Brian Piccolo died on June 16, 1970 at the age of 26 leaving behind a wife and three children. Following his death, the ACC established a courage award in his honor. A cancer research fund was founded in Piccolo’s name and has raised over $10 million. In Brian’s day, an embryonal cell carcinoma diagnosis was a virtual death sentence, but now it has a 95% cure rate. Gale Sayers never fully recovered from that devastating knee injury.

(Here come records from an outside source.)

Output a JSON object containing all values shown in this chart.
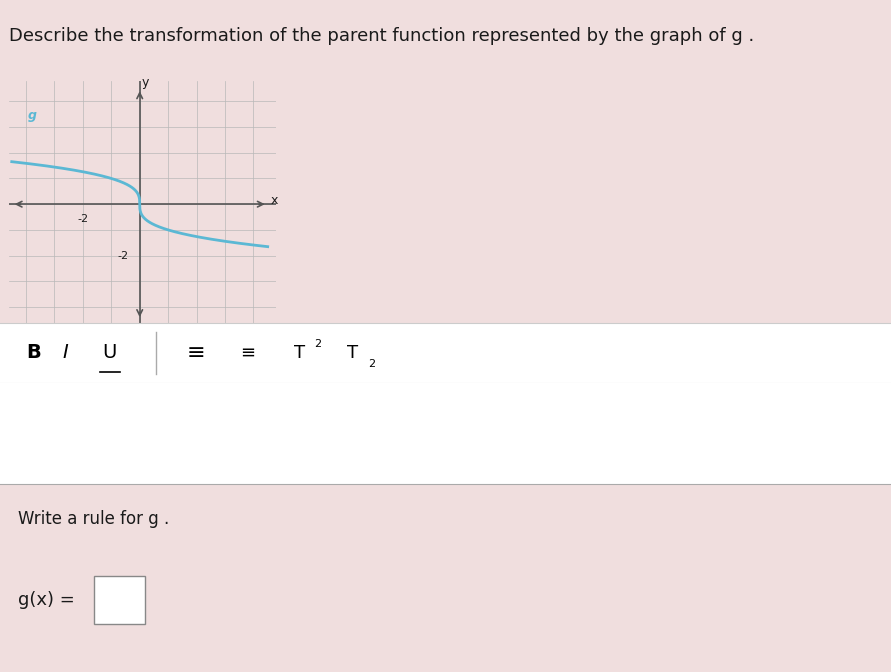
{
  "title_text": "Describe the transformation of the parent function represented by the graph of g .",
  "graph_xlim": [
    -4,
    4
  ],
  "graph_ylim": [
    -4,
    4
  ],
  "curve_color": "#5bb8d4",
  "curve_label": "g",
  "page_bg": "#f0dede",
  "graph_bg": "#d8d8d8",
  "text_color": "#1a1a1a",
  "grid_color": "#b8b8b8",
  "axis_color": "#555555",
  "white": "#ffffff",
  "font_size_title": 13,
  "font_size_rule": 12,
  "write_rule_text": "Write a rule for g .",
  "gx_label": "g(x) ="
}
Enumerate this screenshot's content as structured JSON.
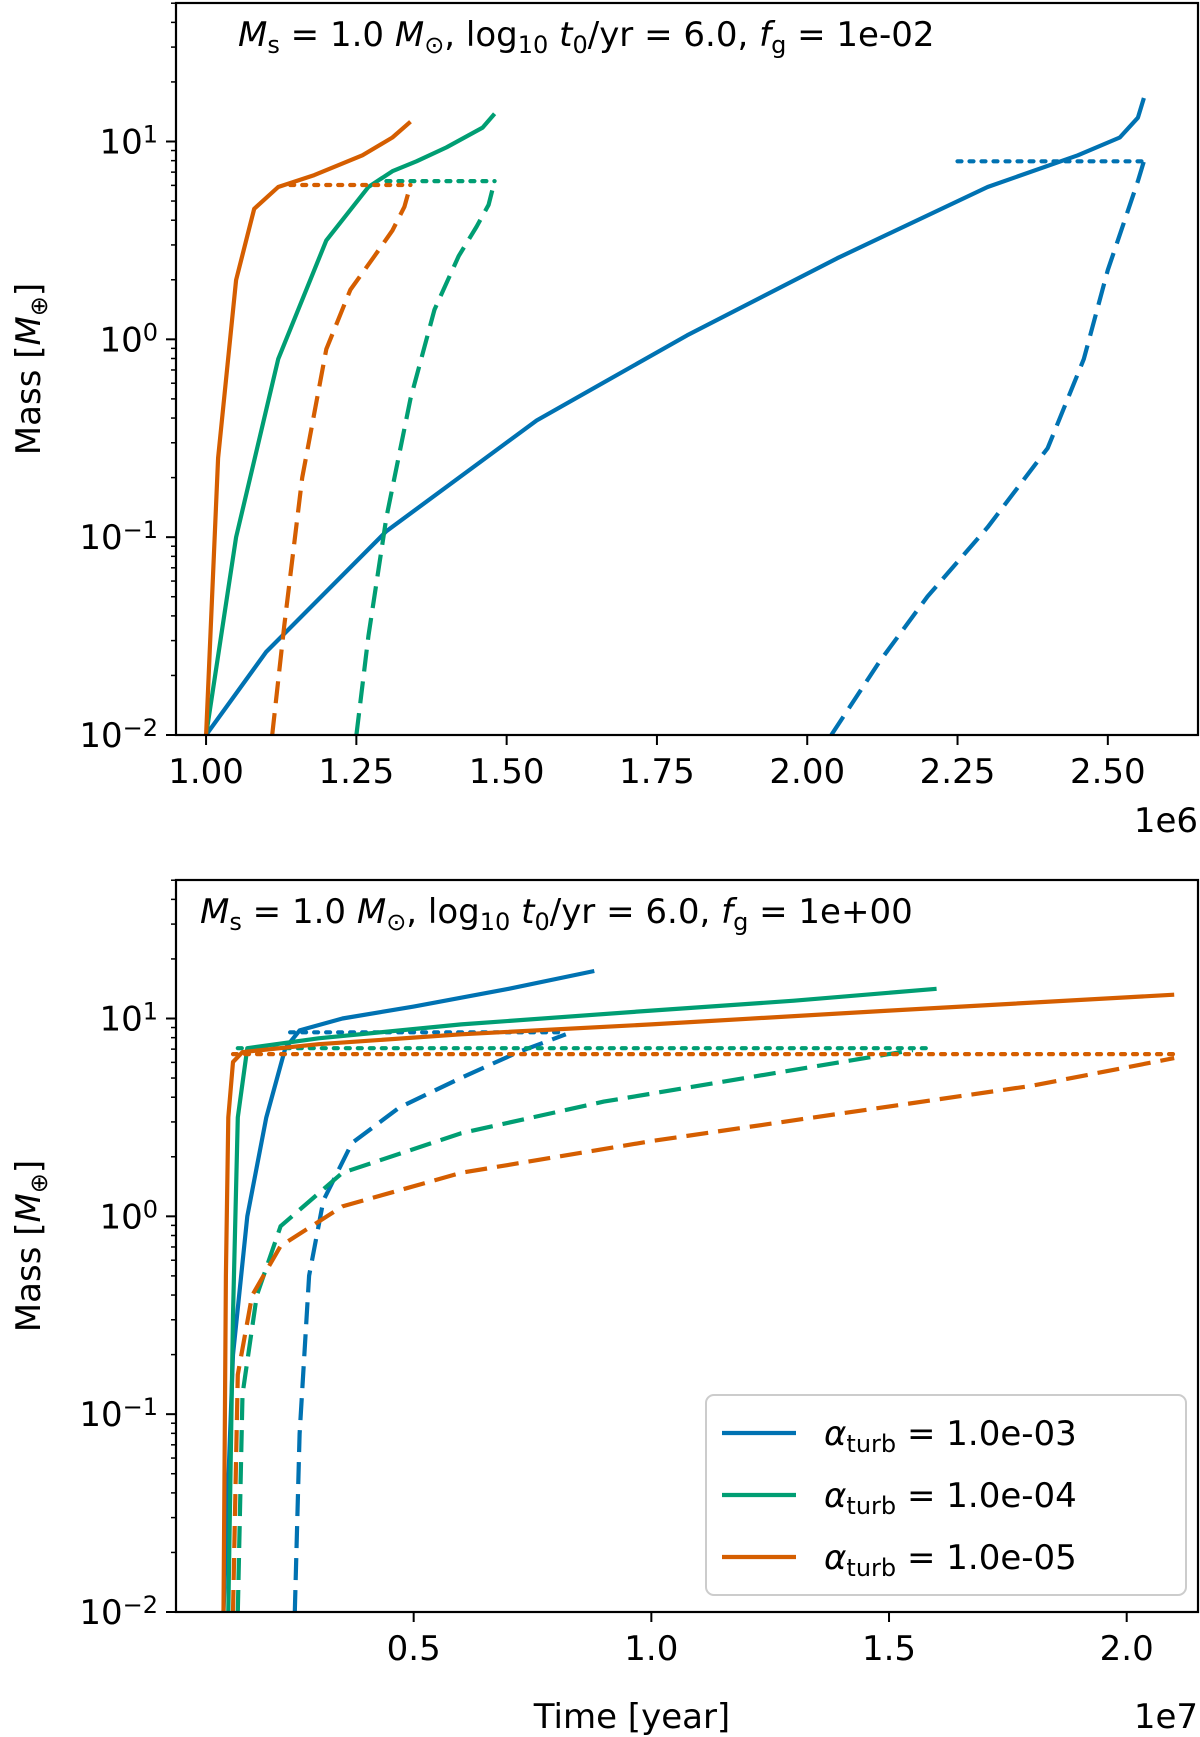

Other nagging injuries limited his effectiveness during his final two seasons in the NFL leading to his retirement at the age of 29. Sayers returned to Kansas to complete his bachelor’s and master’s degrees. He became the athletic director of Southern Illinois University, the first African American to serve in that role at a major university. Then, he founded a highly successful technology consulting firm. For most of his adult life, Sayers supported the Cradle, a Chicago-area adoption agency. In 1999, that agency launched the Ardythe and Gale Sayers Center for African American Adoption.

As time passed, more people asked Gale Sayers about “Brian’s Song” than his Hall of Fame career. That was fine with Sayers, “I’ll never, ever forget Brian. That part of my life will be with me forever.”